That is also the much-touted motto of China’s burgeoning premium e-commerce platforms, which offer high-quality products at affordable prices to cater to a growing niche market nurtured by the country’s rising middle-class consumers.
Mr Tong spent nearly 20,000 yuan (about 2,912.8 U.S. dollars) on online shopping last year, and most of the money went to homemade products instead of pricey big international brands.
“Don’t label me ‘consumption downgrading,’” Mr Tong said. “I just value quality over vanity now, and aesthetic and style also matter.”
Mr Tong is one of the estimated 250 million new middle-class consumers by best-seller business writer Wu Xiaobo’s definition. These consumers, most of whom are well-educated, are more rational in purchase decisions, putting more emphasis on the products’ overall value than just their brands.
Popular products in China usually feature local cultural elements, stylish appearances, premium quality and affordable prices, Mr Wu said, calling it a “new consumption trend.”
Mr Tong’s purchases mostly came from two online stores: Xiaomi Youpin and NetEase Yeation, each being e-commerce platforms branched out by tech tycoons, who sell a wide range of products from smart TVs to electronic toothbrushes and feature styles such as normcore and simplicity.

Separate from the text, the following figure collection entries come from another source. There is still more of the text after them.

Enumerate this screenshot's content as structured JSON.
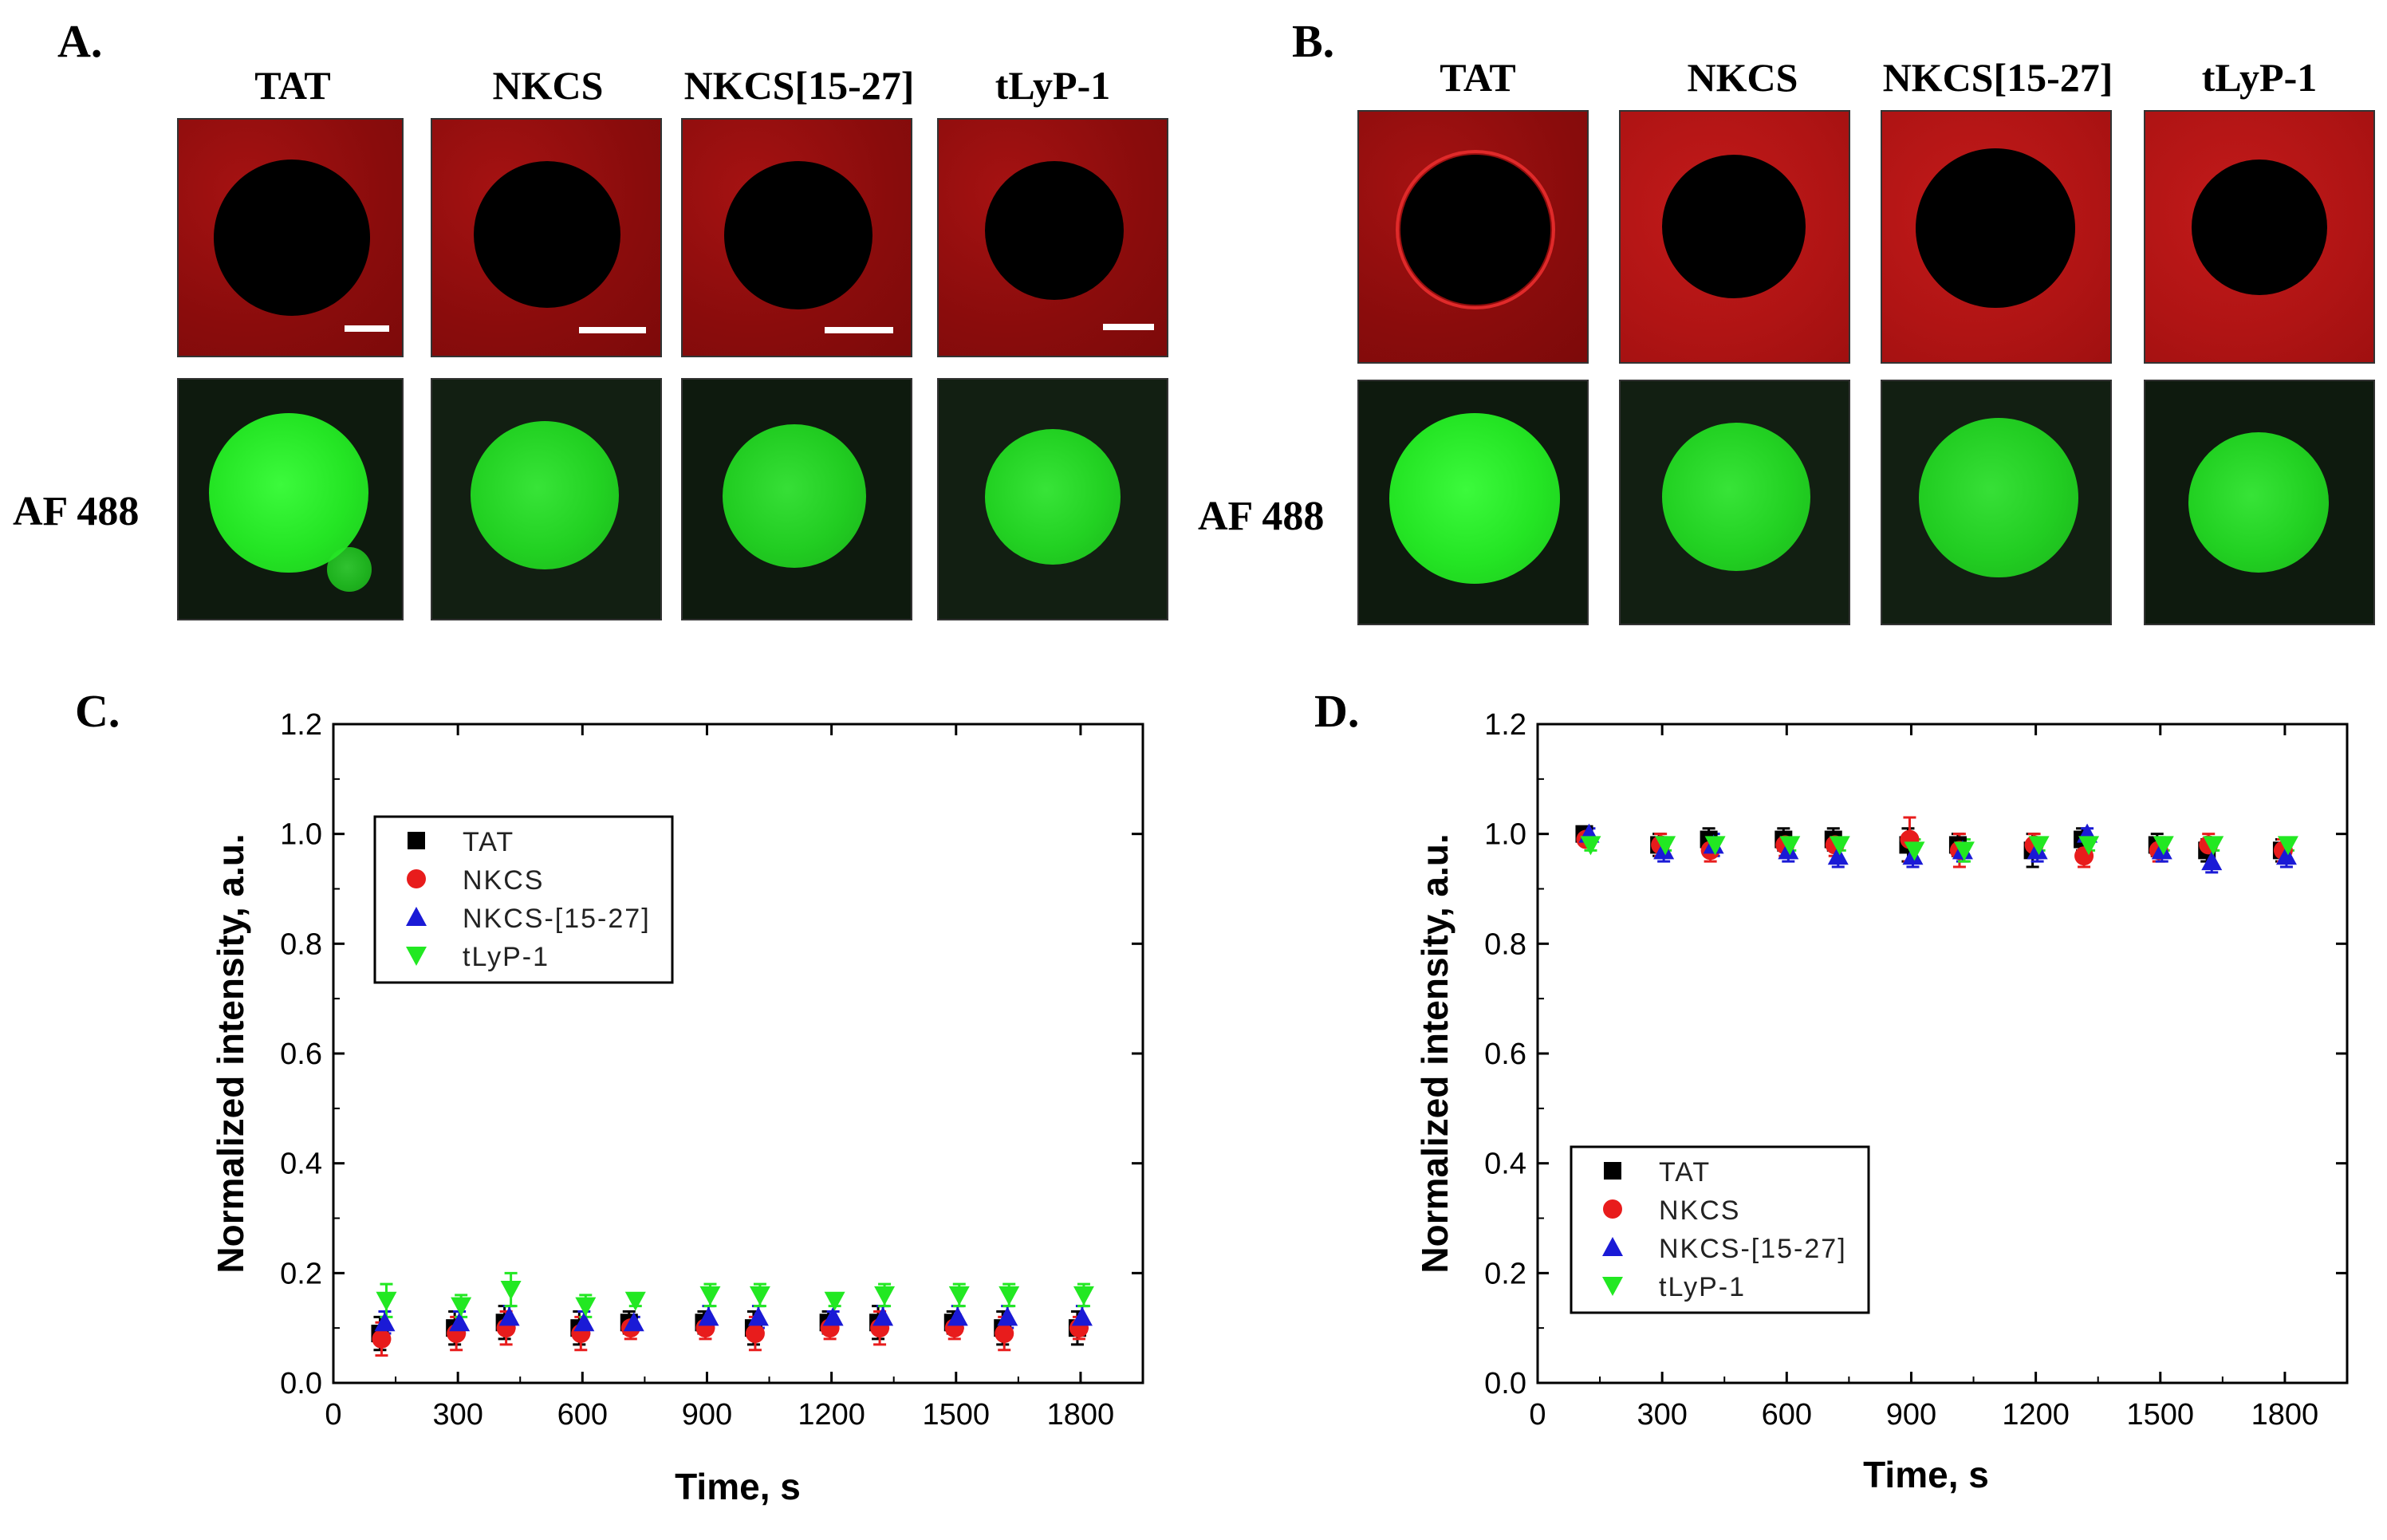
{
  "panel_labels": {
    "a": "A.",
    "b": "B.",
    "c": "C.",
    "d": "D."
  },
  "peptides": [
    "TAT",
    "NKCS",
    "NKCS[15-27]",
    "tLyP-1"
  ],
  "green_channel_label": "AF 488",
  "colors": {
    "red_channel": "#9b0f0f",
    "green_channel": "#27e527",
    "tat": "#000000",
    "nkcs": "#e81c1c",
    "nkcs1527": "#1a1ad6",
    "tlyp1": "#22e822"
  },
  "chart_data": [
    {
      "panel": "C.",
      "type": "scatter",
      "xlabel": "Time, s",
      "ylabel": "Normalized intensity, a.u.",
      "xlim": [
        0,
        1950
      ],
      "ylim": [
        0.0,
        1.2
      ],
      "xticks": [
        0,
        300,
        600,
        900,
        1200,
        1500,
        1800
      ],
      "yticks": [
        0.0,
        0.2,
        0.4,
        0.6,
        0.8,
        1.0,
        1.2
      ],
      "xtick_labels": [
        "0",
        "300",
        "600",
        "900",
        "1200",
        "1500",
        "1800"
      ],
      "ytick_labels": [
        "0.0",
        "0.2",
        "0.4",
        "0.6",
        "0.8",
        "1.0",
        "1.2"
      ],
      "legend_position": "upper-left",
      "x": [
        120,
        300,
        420,
        600,
        720,
        900,
        1020,
        1200,
        1320,
        1500,
        1620,
        1800
      ],
      "series": [
        {
          "name": "TAT",
          "marker": "square",
          "color": "#000000",
          "values": [
            0.09,
            0.1,
            0.11,
            0.1,
            0.11,
            0.11,
            0.1,
            0.11,
            0.11,
            0.11,
            0.1,
            0.1
          ],
          "errors": [
            0.03,
            0.03,
            0.03,
            0.03,
            0.02,
            0.02,
            0.03,
            0.02,
            0.03,
            0.02,
            0.03,
            0.03
          ]
        },
        {
          "name": "NKCS",
          "marker": "circle",
          "color": "#e81c1c",
          "values": [
            0.08,
            0.09,
            0.1,
            0.09,
            0.1,
            0.1,
            0.09,
            0.1,
            0.1,
            0.1,
            0.09,
            0.1
          ],
          "errors": [
            0.03,
            0.03,
            0.03,
            0.03,
            0.02,
            0.02,
            0.03,
            0.02,
            0.03,
            0.02,
            0.03,
            0.02
          ]
        },
        {
          "name": "NKCS-[15-27]",
          "marker": "triangle-up",
          "color": "#1a1ad6",
          "values": [
            0.11,
            0.11,
            0.12,
            0.11,
            0.11,
            0.12,
            0.12,
            0.12,
            0.12,
            0.12,
            0.12,
            0.12
          ],
          "errors": [
            0.02,
            0.02,
            0.02,
            0.02,
            0.01,
            0.02,
            0.02,
            0.01,
            0.02,
            0.02,
            0.02,
            0.02
          ]
        },
        {
          "name": "tLyP-1",
          "marker": "triangle-down",
          "color": "#22e822",
          "values": [
            0.15,
            0.14,
            0.17,
            0.14,
            0.15,
            0.16,
            0.16,
            0.15,
            0.16,
            0.16,
            0.16,
            0.16
          ],
          "errors": [
            0.03,
            0.02,
            0.03,
            0.02,
            0.01,
            0.02,
            0.02,
            0.01,
            0.02,
            0.02,
            0.02,
            0.02
          ]
        }
      ]
    },
    {
      "panel": "D.",
      "type": "scatter",
      "xlabel": "Time, s",
      "ylabel": "Normalized intensity, a.u.",
      "xlim": [
        0,
        1950
      ],
      "ylim": [
        0.0,
        1.2
      ],
      "xticks": [
        0,
        300,
        600,
        900,
        1200,
        1500,
        1800
      ],
      "yticks": [
        0.0,
        0.2,
        0.4,
        0.6,
        0.8,
        1.0,
        1.2
      ],
      "xtick_labels": [
        "0",
        "300",
        "600",
        "900",
        "1200",
        "1500",
        "1800"
      ],
      "ytick_labels": [
        "0.0",
        "0.2",
        "0.4",
        "0.6",
        "0.8",
        "1.0",
        "1.2"
      ],
      "legend_position": "lower-left",
      "x": [
        120,
        300,
        420,
        600,
        720,
        900,
        1020,
        1200,
        1320,
        1500,
        1620,
        1800
      ],
      "series": [
        {
          "name": "TAT",
          "marker": "square",
          "color": "#000000",
          "values": [
            1.0,
            0.98,
            0.99,
            0.99,
            0.99,
            0.98,
            0.98,
            0.97,
            0.99,
            0.98,
            0.97,
            0.97
          ],
          "errors": [
            0.01,
            0.02,
            0.02,
            0.02,
            0.02,
            0.03,
            0.02,
            0.03,
            0.02,
            0.02,
            0.02,
            0.02
          ]
        },
        {
          "name": "NKCS",
          "marker": "circle",
          "color": "#e81c1c",
          "values": [
            0.99,
            0.98,
            0.97,
            0.98,
            0.98,
            0.99,
            0.97,
            0.98,
            0.96,
            0.97,
            0.98,
            0.97
          ],
          "errors": [
            0.01,
            0.02,
            0.02,
            0.02,
            0.02,
            0.04,
            0.03,
            0.02,
            0.02,
            0.02,
            0.02,
            0.02
          ]
        },
        {
          "name": "NKCS-[15-27]",
          "marker": "triangle-up",
          "color": "#1a1ad6",
          "values": [
            1.0,
            0.97,
            0.98,
            0.97,
            0.96,
            0.96,
            0.97,
            0.97,
            1.0,
            0.97,
            0.95,
            0.96
          ],
          "errors": [
            0.01,
            0.02,
            0.02,
            0.02,
            0.02,
            0.02,
            0.02,
            0.02,
            0.01,
            0.02,
            0.02,
            0.02
          ]
        },
        {
          "name": "tLyP-1",
          "marker": "triangle-down",
          "color": "#22e822",
          "values": [
            0.98,
            0.98,
            0.98,
            0.98,
            0.98,
            0.97,
            0.97,
            0.98,
            0.98,
            0.98,
            0.98,
            0.98
          ],
          "errors": [
            0.01,
            0.01,
            0.01,
            0.01,
            0.01,
            0.02,
            0.02,
            0.01,
            0.01,
            0.01,
            0.01,
            0.01
          ]
        }
      ]
    }
  ]
}
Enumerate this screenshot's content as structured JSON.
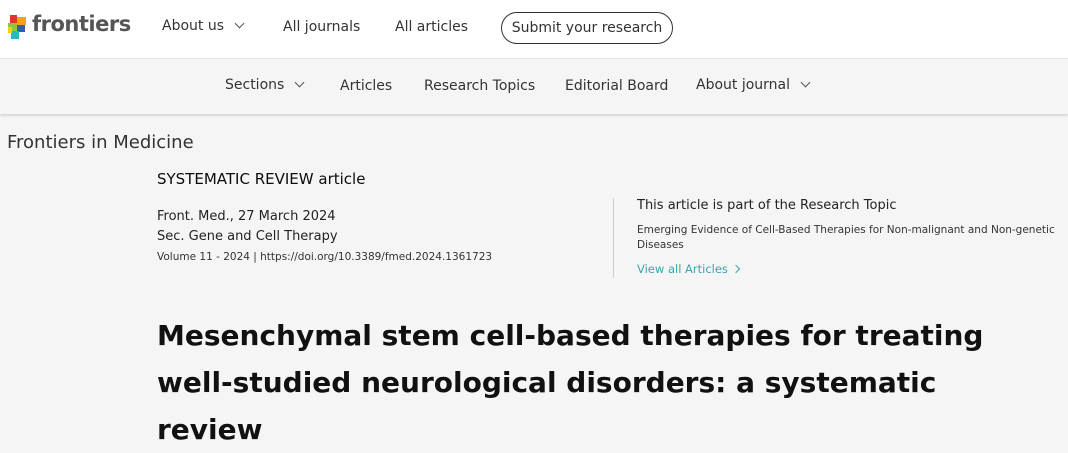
{
  "header": {
    "logo_text": "frontiers",
    "nav": [
      {
        "label": "About us"
      },
      {
        "label": "All journals"
      },
      {
        "label": "All articles"
      }
    ],
    "submit_label": "Submit your research"
  },
  "journal_nav": {
    "title": "Frontiers in Medicine",
    "items": [
      {
        "label": "Sections"
      },
      {
        "label": "Articles"
      },
      {
        "label": "Research Topics"
      },
      {
        "label": "Editorial Board"
      },
      {
        "label": "About journal"
      }
    ]
  },
  "article": {
    "type": "SYSTEMATIC REVIEW article",
    "journal_date": "Front. Med., 27 March 2024",
    "section": "Sec. Gene and Cell Therapy",
    "volume_doi": "Volume 11 - 2024 | https://doi.org/10.3389/fmed.2024.1361723",
    "title": "Mesenchymal stem cell-based therapies for treating well-studied neurological disorders: a systematic review"
  },
  "research_topic": {
    "heading": "This article is part of the Research Topic",
    "name": "Emerging Evidence of Cell-Based Therapies for Non-malignant and Non-genetic Diseases",
    "link": "View all Articles",
    "link_color": "#3aa5b0"
  }
}
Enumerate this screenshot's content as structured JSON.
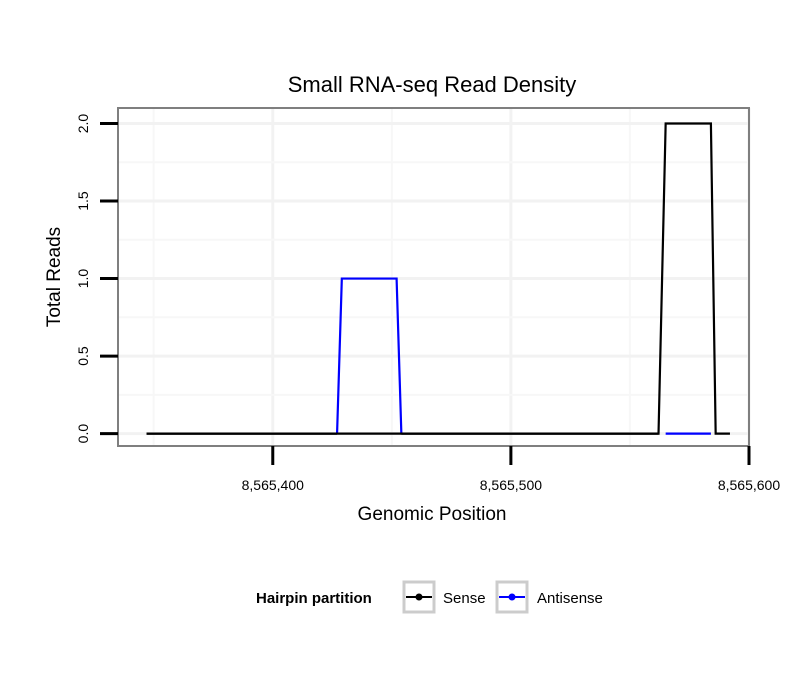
{
  "chart_data": {
    "type": "line",
    "title": "Small RNA-seq Read Density",
    "xlabel": "Genomic Position",
    "ylabel": "Total Reads",
    "xlim": [
      8565335,
      8565600
    ],
    "ylim": [
      -0.08,
      2.1
    ],
    "x_ticks": [
      8565400,
      8565500,
      8565600
    ],
    "x_tick_labels": [
      "8,565,400",
      "8,565,500",
      "8,565,600"
    ],
    "y_ticks": [
      0,
      0.5,
      1,
      1.5,
      2
    ],
    "y_tick_labels": [
      "0.0",
      "0.5",
      "1.0",
      "1.5",
      "2.0"
    ],
    "grid": true,
    "legend_position": "bottom",
    "legend_title": "Hairpin partition",
    "series": [
      {
        "name": "Sense",
        "color": "#000000",
        "points": [
          [
            8565347,
            0
          ],
          [
            8565562,
            0
          ],
          [
            8565565,
            2
          ],
          [
            8565584,
            2
          ],
          [
            8565586,
            0
          ],
          [
            8565592,
            0
          ]
        ]
      },
      {
        "name": "Antisense",
        "color": "#0000ff",
        "points": [
          [
            8565427,
            0
          ],
          [
            8565429,
            1
          ],
          [
            8565452,
            1
          ],
          [
            8565454,
            0
          ]
        ]
      }
    ],
    "overlay_points": [
      {
        "series": "Sense",
        "segment": [
          [
            8565347,
            0
          ],
          [
            8565427,
            0
          ]
        ]
      },
      {
        "series": "Sense",
        "segment": [
          [
            8565454,
            0
          ],
          [
            8565562,
            0
          ]
        ]
      },
      {
        "series": "Antisense",
        "segment": [
          [
            8565565,
            0
          ],
          [
            8565584,
            0
          ]
        ]
      }
    ]
  }
}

While selling products made within the Xiaomi group, Youpin also covers selected items from third-party manufacturers. Health and smart products and housewares such as fingerprint locks and wall-mounted washing machines were the best-selling products on Youpin last year.
NetEase Yeation, on the other hand, mainly follows the factory-to-consumer (F2C) approach, or the original design manufacturer model, in which the company partner with makers of high-quality goods and sells directly to consumers, shortening the supply chain and cutting brand premium.
Established e-commerce players like Taobao and JD.com also rolled out their own version of premium e-commerce platforms to gain a slice of the niche market.
Domestic internet market observer iiMedia Research forecasted that e-commerce players will gradually expand from online platforms to offline stores and integrate their strengths to offer consumers a smoother experience.
Xiaomi Youpin opened its first brick-and-mortar store in the eastern Chinese city Nanjing last May. NetEase Yeation’s first physical store opened in its headquarter Hangzhou last December. The latter even partnered with a start-up hotel to showcase its products.
Premium e-commerce platforms are likely to encounter challenges in quality monitoring, after-sales service and products diversification as they grow, just as their traditional peers did, Mr Cao predicted.
“When it comes down to it, their future hinges on the development of Chinese consumers’ preferences,” Mr Cao said.